I’d also love to see work exploring the variants, especially path patching, and seeing how useful the data actually is and how easy it is to parse to extract the important connections. And ideally seeing how well this can chain into automatically detecting the relevant circuit!
Conclusion
I think activation patching is a really clever and elegant technique, and is a core part of my mech interp toolkit. My hope is that attribution patching can also play a useful supporting role as a heuristic tool in my toolkit, and I’ve been pleasantly surprised by how easy it is to implement and how well it seems to work in practice. I would also love to get a richer understanding of how well it actually works in practice!
I think there’s a lot of potential for this to make the general reasoning and model comparing through counter-factuals much easier and tractable in large models, and hopefully a lot of room for more ambitious variants like using it for path patching.
Acknowledgements
This is a write-up of an incomplete project that I worked on at Anthropic in Feb-March 2022. Thanks a lot to Anthropic as a whole for helping facilitate this work, to Catherine Olsson, Nelson Elhage and Tristan Hume on the then interpretability team, and especially to Chris Olah for helping to spark the idea for this project, suggesting to look at gradient based approximations, and for invaluable mentorship and guidance. I’ve tried to finish things off since leaving and all remaining mistakes are mine.
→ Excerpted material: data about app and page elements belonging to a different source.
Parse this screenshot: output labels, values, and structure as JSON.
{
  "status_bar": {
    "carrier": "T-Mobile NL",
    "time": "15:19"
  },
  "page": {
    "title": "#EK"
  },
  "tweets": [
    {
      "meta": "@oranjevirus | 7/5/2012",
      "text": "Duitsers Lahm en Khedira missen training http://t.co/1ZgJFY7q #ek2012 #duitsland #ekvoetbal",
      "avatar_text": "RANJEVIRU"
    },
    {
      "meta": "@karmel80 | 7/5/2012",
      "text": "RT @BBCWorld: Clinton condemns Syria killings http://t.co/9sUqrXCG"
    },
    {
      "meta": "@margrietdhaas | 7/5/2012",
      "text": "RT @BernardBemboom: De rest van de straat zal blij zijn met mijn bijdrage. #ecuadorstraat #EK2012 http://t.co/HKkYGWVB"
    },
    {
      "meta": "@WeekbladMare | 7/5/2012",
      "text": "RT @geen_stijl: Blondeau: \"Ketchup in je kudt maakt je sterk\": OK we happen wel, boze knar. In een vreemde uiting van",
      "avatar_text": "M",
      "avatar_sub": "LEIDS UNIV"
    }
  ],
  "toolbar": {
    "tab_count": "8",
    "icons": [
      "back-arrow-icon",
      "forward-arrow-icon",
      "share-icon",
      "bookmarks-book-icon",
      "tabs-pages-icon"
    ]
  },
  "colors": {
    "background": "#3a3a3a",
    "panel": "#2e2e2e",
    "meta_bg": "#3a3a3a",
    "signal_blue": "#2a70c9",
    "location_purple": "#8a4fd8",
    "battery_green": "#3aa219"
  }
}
Thanks also to Chris Olah for discussions that helped greatly improve this post, and to Arthur Conmy for further feedback.
Very cool work!
In the attention attribution section, you use
clean_pattern * clean_pattern_grad
as an approximation of zero ablation; should this be-clean_pattern * clean_pattern_grad
? Zero ablation’s approximation is(0 - clean_pattern)*clean_pattern_grad = -clean_pattern * clean_pattern_grad
.Currently, negative name movers end up with negative attributions, but we’d like them to be positive (since zero ablating helps performance and moves our metric towards one), right?
Of course, this doesn’t matter when you are just looking at magnitudes.
Cool to note we can approximate mean ablation with (means—clean_act) * clean_grad_act!
(Minor note: I think the notebook is missing a `model.set_use_split_qkv_input(True)`. I also had to remove `from transformer_lens.torchtyping_helper import T`.)
Thanks! Yes, your description of zero ablation is correct. I think positive or negative is a matter of convention? To me “positive = is important” and “negative = damaging” is the intuitive way round,which is why I set it up the way I did.
And yeah, I would be excited to see this applied to mean ablation!
Thanks for noting the bugs, I should really freeze the demos on a specific version of the library...
Makes sense! Depends on if you’re thinking about the values as “estimating zero ablation” or “estimating importance.”
These bugs should be fixed, thanks for flagging!
Something similar: take half the embedding from one prompt, half from another, and concatenate to interpolate semantically.
For some reason, I couldn’t import pysvelte (KeyError: ‘<run_path>’) in the colab notebook. There was also a call to circuitsvis that I had to hunt down the import for.
Oh, ugh, Typeguard was updated to v3 and this broke things. And the circuitsvis import was a mistake. Should be fixed now, thanks for flagging!
Thanks for the cool notebook!
Can this be used as some kind of lie detector?
Er, maybe if we get really good at doing patching-style techniques? But there’s definitely not an obvious path—I more see lie detectors as one of the ultimate goals of mech interp, but whether this is actually possible or practical is yet to be determined.